De uma perspectiva pessoal, o cântico se desloca. De Maria, passa a falar do próximo. Fala dos que temem a Deus (v. 50), e diz que ele agiu contra os soberbos e poderosos (vv. 51-52), elevou os humildes (v. 52), cuidou dos famintos e puniu os ricos (v. 53). Saiu da esfera do “eu” para a esfera do “eles”. Um cântico que não olha apenas para si, mas inclui os demais. Louvamos a Deus pela sua bondade para conosco, mas devemos reconhecer sua bondade para com os demais. O culto não é apenas “eu e Deus”. É “eu, Deus e os outros”. Embora Maria parta de sua experiência muito particular, sua gravidez pelo Espírito Santo, seu louvor inclui os demais. Evitemos o intimismo e um tipo de culto que se restrinja a nós. Mesmo no momento mais pessoal de nosso louvor devemos lembrar que Deus é misericordioso para com todos os fiéis e carentes. Cânticos e culto não podem resvalar para o intimismo. Há uma mensagem para todos e não apenas para o adorador em particular. Em nossa gratidão lembremos dos irmãos. Deus não é propriedade um adorador em particular, mas é o Senhor de todos os que crêem em Jesus.

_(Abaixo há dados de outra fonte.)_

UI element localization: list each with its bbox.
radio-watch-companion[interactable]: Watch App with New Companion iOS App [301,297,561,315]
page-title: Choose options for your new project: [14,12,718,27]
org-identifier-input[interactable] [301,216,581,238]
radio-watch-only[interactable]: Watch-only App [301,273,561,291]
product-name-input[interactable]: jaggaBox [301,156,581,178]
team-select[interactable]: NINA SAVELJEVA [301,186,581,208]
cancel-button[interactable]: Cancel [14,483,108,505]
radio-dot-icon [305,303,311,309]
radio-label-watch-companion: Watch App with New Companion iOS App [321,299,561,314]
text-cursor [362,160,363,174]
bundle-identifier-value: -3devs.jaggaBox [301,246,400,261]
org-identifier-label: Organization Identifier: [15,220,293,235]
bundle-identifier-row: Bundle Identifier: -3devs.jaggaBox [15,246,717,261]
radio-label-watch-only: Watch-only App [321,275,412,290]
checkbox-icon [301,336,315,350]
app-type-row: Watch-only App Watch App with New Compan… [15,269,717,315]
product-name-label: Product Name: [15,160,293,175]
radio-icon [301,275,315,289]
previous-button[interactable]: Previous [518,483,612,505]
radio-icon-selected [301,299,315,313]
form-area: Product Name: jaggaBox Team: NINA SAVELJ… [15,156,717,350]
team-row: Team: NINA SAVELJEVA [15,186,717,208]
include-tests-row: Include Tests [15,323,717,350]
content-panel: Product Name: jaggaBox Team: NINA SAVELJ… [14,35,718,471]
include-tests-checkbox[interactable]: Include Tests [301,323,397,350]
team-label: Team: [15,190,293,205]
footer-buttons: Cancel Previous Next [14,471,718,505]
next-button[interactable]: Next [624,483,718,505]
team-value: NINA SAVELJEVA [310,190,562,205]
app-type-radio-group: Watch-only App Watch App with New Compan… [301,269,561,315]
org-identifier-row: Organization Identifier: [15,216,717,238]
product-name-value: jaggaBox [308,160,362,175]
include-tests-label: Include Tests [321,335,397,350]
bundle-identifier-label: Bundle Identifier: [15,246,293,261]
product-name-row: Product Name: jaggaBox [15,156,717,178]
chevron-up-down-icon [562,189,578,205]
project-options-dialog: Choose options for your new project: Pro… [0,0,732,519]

Mais uma vez o cântico se desloca. Sai do próximo para o povo na sua totalidade: “auxiliou a Israel” (v. 54). É lamentável que tantos cânticos e tantos cultos sejam excludentes de faixas etárias. “Culto jovem”, por exemplo, enfatiza o adorador, não Deus, e restringe o culto a uma faixa etária. Faz triunfar o aspecto cultural sobre o aspecto teológico. O culto é um pecúlio espiritual de todo o povo de Deus, dirige-se a todo o povo de Deus, e em sua dimensão horizontal fala de todo o povo. Maria entoa um cântico que sai de sua pessoa, de sua gratidão pessoal para o reconhecimento da bondade de Deus para com todos. Um cântico que vê a totalidade do povo de Deus e não apenas os sentimentos da adoradora. Oportuna lembrança para nós! O culto público, principalmente, não pode primar pelo privatismo e pelo exclusivismo. O individualismo de um mundo sem Deus tem marcado até mesmo alguns de nossos cânticos, em que parecem existir apenas duas pessoas, o cantante e Deus. O culto é dos demais irmãos, repartimos as bênçãos com eles, e nos alegramos com eles.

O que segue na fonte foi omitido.